Lately I wax sentimentally about how “things” have changed, and not necessarily for the better. Then I always catch myself, for I remember how bitter those sentiments sounded when my parent’s generation (the “GI generation”) espoused similarly.
Sometimes I chagrin metaphorically when I see how greed is dividing the country I was fortunate enough to have been born into among the rich and poor with a diminishing middle. I often wonder, if prices will ever truly fall while income rises? Wouldn’t that be headline good news?! I see how many things are adding-up on my list of needed replacement or update that I cannot currently afford: my car, my lawnmower, my eye check-up, my dental check-up, my music amplifier, my mixer, my television, my computer, my hammer, my file cabinet, my playstation, my wardrobe, my vinyl milk crates when customed shelves are needed; my bicycle, my glasses, my location, my cordless telephone, my mobile telephone, my fence in my yard, my PC’s monitor and I think, “Damn, this stuff is outpacing my ability to live comfortably, and yet, I’m considered ‘lucky’.”

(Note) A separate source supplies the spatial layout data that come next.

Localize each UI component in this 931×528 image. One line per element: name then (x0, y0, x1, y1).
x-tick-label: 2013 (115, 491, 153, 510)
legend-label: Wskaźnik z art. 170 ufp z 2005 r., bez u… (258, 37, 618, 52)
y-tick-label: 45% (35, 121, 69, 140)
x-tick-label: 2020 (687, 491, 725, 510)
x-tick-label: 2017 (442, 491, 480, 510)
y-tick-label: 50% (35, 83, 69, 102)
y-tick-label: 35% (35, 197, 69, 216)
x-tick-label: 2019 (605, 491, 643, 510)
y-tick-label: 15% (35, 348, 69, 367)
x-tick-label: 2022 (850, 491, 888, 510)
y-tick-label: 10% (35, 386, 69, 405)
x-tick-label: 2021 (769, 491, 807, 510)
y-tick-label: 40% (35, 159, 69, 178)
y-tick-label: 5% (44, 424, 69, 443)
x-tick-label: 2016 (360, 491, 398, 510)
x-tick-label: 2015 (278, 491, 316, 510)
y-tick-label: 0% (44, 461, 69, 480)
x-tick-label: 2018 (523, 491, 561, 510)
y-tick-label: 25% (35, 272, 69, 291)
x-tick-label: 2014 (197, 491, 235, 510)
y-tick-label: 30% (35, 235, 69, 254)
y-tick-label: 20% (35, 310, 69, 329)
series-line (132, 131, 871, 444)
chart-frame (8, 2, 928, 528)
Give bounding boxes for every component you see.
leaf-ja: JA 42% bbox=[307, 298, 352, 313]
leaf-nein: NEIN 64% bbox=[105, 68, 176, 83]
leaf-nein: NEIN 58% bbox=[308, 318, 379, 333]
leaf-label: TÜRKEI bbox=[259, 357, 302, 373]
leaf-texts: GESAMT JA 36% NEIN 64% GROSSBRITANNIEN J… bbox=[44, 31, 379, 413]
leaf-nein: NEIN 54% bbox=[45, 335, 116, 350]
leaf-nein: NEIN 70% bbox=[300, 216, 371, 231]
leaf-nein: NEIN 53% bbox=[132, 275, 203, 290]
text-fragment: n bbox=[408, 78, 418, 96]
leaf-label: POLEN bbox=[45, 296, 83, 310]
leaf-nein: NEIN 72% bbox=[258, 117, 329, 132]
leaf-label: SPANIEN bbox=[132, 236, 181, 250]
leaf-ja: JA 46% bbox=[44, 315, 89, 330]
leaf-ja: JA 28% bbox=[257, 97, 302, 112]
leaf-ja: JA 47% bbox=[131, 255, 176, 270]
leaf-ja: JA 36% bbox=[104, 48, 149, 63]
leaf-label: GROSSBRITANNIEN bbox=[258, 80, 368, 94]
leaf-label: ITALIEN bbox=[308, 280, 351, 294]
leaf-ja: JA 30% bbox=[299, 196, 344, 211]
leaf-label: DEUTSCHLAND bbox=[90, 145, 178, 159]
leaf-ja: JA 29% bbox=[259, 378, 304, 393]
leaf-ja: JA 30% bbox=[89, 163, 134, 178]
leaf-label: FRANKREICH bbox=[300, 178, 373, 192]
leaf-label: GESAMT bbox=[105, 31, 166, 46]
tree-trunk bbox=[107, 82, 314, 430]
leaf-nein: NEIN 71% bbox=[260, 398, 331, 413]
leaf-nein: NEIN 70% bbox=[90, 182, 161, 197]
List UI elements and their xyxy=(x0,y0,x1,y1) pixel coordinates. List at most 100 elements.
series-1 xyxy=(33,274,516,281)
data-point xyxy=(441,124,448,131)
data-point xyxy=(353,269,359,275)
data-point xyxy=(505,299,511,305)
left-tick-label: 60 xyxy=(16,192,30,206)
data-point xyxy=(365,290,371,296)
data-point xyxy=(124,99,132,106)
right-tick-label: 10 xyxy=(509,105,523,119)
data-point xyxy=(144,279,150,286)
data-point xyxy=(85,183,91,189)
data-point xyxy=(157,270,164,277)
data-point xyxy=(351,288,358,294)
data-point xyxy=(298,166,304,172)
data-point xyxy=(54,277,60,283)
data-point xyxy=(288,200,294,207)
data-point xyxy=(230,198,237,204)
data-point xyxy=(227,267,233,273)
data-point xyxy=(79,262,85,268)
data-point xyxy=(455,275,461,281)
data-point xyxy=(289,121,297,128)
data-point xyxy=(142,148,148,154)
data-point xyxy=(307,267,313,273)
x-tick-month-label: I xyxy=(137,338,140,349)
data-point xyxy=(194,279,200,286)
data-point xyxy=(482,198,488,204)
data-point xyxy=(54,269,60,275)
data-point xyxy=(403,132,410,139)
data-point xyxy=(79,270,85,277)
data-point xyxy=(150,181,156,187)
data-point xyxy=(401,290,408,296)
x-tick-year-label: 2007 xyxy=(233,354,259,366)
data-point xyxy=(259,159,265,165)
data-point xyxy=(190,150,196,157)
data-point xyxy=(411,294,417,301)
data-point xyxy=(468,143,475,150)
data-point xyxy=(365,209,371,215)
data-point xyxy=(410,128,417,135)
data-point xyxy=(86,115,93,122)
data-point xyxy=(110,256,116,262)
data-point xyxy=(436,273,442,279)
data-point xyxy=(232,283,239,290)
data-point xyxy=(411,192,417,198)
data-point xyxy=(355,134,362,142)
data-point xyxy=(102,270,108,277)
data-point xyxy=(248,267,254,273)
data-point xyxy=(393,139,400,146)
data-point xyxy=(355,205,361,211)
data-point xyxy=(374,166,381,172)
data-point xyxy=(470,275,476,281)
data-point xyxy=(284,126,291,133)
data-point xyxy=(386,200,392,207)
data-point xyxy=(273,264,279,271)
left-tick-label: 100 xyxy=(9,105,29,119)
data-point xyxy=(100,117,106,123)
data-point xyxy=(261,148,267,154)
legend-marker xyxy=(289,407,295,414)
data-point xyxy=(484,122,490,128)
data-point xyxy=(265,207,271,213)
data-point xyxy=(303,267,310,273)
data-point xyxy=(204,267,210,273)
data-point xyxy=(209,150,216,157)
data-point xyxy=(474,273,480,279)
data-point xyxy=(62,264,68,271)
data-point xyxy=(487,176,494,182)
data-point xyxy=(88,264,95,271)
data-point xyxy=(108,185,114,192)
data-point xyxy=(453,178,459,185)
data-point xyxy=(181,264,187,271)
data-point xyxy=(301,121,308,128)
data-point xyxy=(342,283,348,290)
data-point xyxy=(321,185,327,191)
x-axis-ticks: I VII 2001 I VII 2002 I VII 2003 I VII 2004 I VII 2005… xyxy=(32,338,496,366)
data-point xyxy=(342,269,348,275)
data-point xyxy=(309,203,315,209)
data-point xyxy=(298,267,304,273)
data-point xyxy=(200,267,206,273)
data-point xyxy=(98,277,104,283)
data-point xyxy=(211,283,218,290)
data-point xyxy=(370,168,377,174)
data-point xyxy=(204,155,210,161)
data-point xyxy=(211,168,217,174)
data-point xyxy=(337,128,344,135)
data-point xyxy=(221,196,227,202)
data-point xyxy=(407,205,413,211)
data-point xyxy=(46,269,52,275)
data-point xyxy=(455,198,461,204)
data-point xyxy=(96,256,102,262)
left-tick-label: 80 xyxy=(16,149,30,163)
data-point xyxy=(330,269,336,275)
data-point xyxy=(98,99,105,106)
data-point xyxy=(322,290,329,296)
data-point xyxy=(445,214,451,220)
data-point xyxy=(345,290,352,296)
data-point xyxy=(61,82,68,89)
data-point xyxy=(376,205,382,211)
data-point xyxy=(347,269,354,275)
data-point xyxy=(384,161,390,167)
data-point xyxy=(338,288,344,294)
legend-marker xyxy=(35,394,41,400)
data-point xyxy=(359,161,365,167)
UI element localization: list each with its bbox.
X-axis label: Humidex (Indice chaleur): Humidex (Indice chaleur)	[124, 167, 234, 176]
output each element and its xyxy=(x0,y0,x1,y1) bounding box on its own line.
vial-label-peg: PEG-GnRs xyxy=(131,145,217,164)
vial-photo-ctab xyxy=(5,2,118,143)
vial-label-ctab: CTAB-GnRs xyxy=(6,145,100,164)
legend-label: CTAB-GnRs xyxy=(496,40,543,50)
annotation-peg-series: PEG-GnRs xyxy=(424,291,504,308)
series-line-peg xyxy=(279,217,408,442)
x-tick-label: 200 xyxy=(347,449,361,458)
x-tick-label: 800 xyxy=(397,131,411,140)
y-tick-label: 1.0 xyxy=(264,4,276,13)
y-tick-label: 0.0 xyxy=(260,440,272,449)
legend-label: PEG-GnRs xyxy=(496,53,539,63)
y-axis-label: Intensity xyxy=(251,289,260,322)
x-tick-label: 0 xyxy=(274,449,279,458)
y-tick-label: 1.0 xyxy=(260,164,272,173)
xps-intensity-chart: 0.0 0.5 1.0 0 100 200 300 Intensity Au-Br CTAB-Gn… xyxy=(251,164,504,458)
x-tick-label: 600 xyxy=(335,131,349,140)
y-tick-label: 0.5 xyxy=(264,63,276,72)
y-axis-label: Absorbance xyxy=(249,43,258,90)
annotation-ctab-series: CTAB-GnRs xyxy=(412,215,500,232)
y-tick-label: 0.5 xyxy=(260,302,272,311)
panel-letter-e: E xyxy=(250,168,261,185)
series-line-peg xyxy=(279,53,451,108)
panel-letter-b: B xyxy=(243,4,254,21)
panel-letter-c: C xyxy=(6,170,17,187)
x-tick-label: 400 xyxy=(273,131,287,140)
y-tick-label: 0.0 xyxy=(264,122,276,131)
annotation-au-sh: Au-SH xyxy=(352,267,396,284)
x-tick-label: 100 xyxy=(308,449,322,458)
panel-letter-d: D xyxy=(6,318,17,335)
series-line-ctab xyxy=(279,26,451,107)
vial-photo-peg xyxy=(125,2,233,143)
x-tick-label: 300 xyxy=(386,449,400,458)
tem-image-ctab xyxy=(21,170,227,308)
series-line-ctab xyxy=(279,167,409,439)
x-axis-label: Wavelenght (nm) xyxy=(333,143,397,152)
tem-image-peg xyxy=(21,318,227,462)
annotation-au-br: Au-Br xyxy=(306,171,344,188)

Then the verse came to me from a past favorite song that is just as relevant today as it was in 1973 when they sang it for the first time. It is from a song called “Shoe Shoe Shine” by The Dynamic Superiors; “Shoe Shoe Shine used to cost a dime, A penny would buy you plenty/A nickel was a fare that’d take you anywhere, Troubles we didn’t have many…” penned by my radio personality days acquaintances, Nick Ashford and Valerie Simpson.
So I am reminiscing the “good ole days” for my generation (the Baby Boomers), in a similar way as our forefathers did and as every generation will as they age until the aliens really DO come from a far away world in another galaxy, and make prices fall simultaneously with the sky, paving the way for the income of a species that will rise to scorn that we humans squandered thousands of opportunities to finally get it right…or not. At least that is what tonight’s full moonlit crystal ball is revealing here in me humble casa.
Now, check out the outfits, their “steps” (choreography) and the “business” falsetto of the late Tony Washington on this record that I cannot get out of my mind…
Pickhit: Obviously and joyously effeminate (which wasn’t an issue back then), Tony Washington’s sound was so unique! I miss it. On “Feeling Mellow” he really stretched-out in 1975; Yes, that is emcee Don Cornelius (LOL); “Love, Peace and…SOUL!” who appears to ignore Tony, by the way. Hmmmm… I would have let the lead singer be the spokesman for the group in the interview.